Mengungkap Kebohongan Ramalan Jakarta Diguncang Gempa 8,9 SR

Suasana Jakarta.
Sumber :
  • ANTARA FOTO/Dhemas Reviyanto

VIVA – Pesan berantai tentang Jakarta dan Pulau Jawa yang diramalkan bakal diguncang gempa berskala besar, mencapai 8,9 Skala Richter, dipastikan hasil rekayasa alias pelintiran dari pihak tak bertanggungjawab.

Dalam siaran resminya Badan Meteorologi, Klimatologi dan Geofisika menyatakan, pesan berantai tentang ramalan itu merupakan informasi yang menyesatkan dan membuat resah masyarakat.

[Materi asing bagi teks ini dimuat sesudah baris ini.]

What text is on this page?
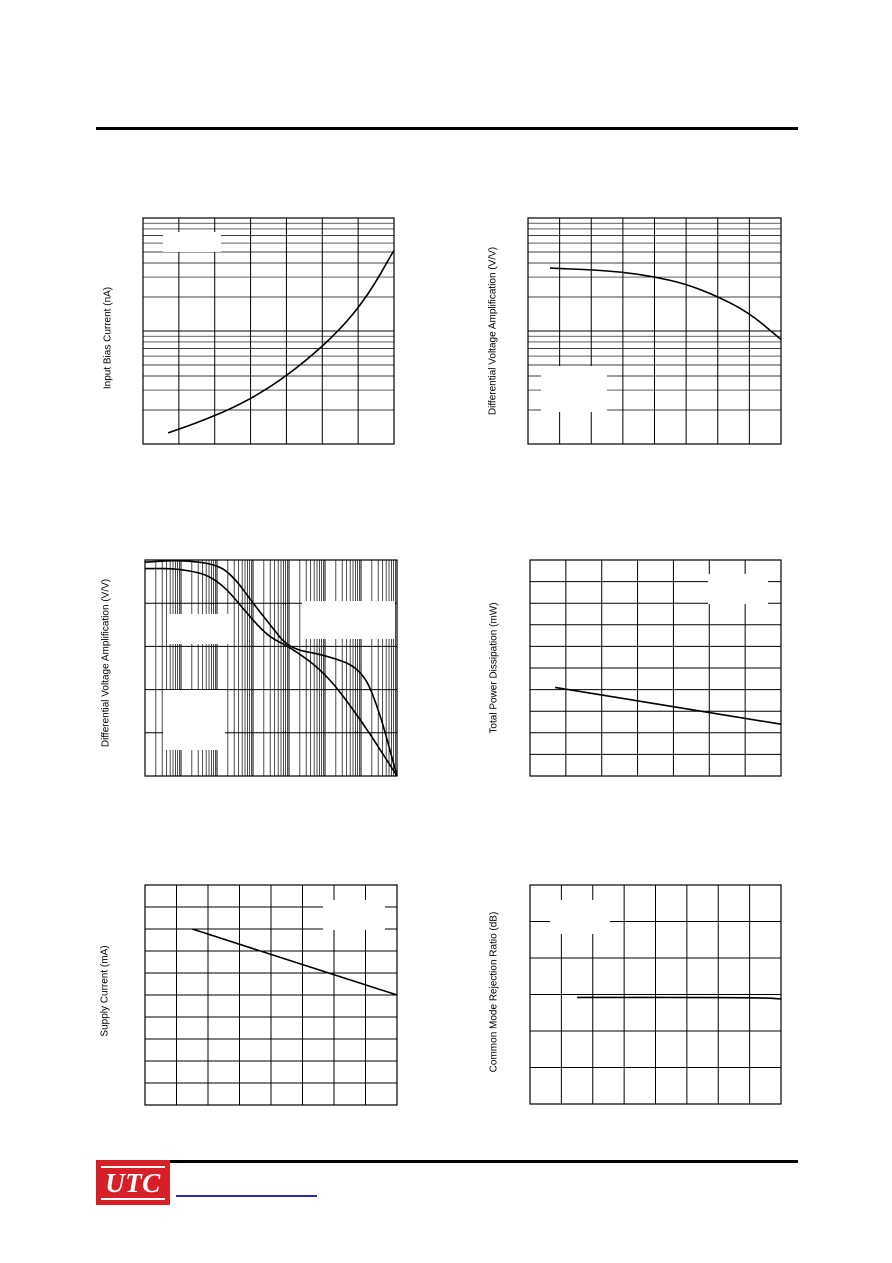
Input Bias Current (nA)	Differential Voltage Amplification (V/V)
Differential Voltage Amplification (V/V)	Total Power Dissipation (mW)
Supply Current (mA)	Common Mode Rejection Ratio (dB)
UTC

"Setelah kami cek, berita yang beredar baru-baru ini merupakan berita lama dan disebar ulang ke masyarakat. Namun, disayangkan ada pihak yang mengemas dan membumbui pesan ilmiah tersebut sehingga diinterpretasikan sebagai ramalan. Perlu kami tegaskan kembali bahwa hingga saat ini belum ada satupun teknologi yang mampu memprediksi gempabumi secara presisi mengenai kapan dan berapa kekuatannya," kata Deputi Bidang Geofisika BMKG, Muhamad Sadly, Senin, 27 Agustus 2018.

Dalam pesan berantai itu, penyebar informasi mengaitkan dengan hasil penelitian Profesor Ron Harris dari Bringham Young University.

Menurut Sadly, sebenarnya dalam penelitiannya, Profesor Ron Harris tidak membahas tentang gempa yang akan terjadi. Tapi mengkaim tentang sejarah tsunami di masa lalu alias paleo tsunami.

Dalam kajiannya, Profesor Ron Harris menyebutkan, di Indonesia pernah terjadi gempa besar yang mengakibatkan tsunami selain di Aceh, kondisi ini terlihat dari endapan purba di Pulau Jawa, Bali, Lombok dan Sumba di bagian selatan.

Hal ini dikarenakan Indonesia terletak berada di jalur gempa teraktif di dunia, karena dikelilingi Cincin Api Pasifik dan berada di atas tiga tumbukan lempeng benua, yakni, Indo-Australia dari sebelah Selatan, Eurasia dari Utara, dan Pasifik dari Timur.

Tapi, kata Sadly, penjelasan kapan dan dimana tempatnya secara pasti masih tanda tanya besar. Dijelaskan, Indonesia merupakan satu dari sedikit negara di dunia yang sepenuhnya terletak di dalam kawasan cincin api sehingga bencana bisa terjadi sewaktu-waktu.

Fakta kondisi inilah yang perlu dipahami masyarakat Indonesia sehingga perlu dibutuhkan sikap kesiapsiagaan dan mitigasi.

"Kesiapan terhadap bencana alam yang harus terus dibudayakan melalui sosialisasi dan edukasi publik secara menerus, yang disertai dengan praktik-praktik gladi siaga dan evakuasi gempabumi,  juga merupakan kunci pengurangan risiko bencana gempa selain kewajiban untuk memperketat penerapan "Building Code"  bangunan tahan gempa di lokasi rentan," ujarSadly.

Sadly mengimbau masyarakat untuk tetap tenang dan tidak mudah percaya informasi yang tidak dapat dipertanggungjawabkan kebenaran dan ketepatan informasinya.
 
"Pastikan informasi terkait gempabumi bersumber dari BMKG. Silakan akses info BMKG melalui website maupun media sosial ‘infobmkg’ bukan yang lain. Kami terus memantau selama 24 jam," ujar dia.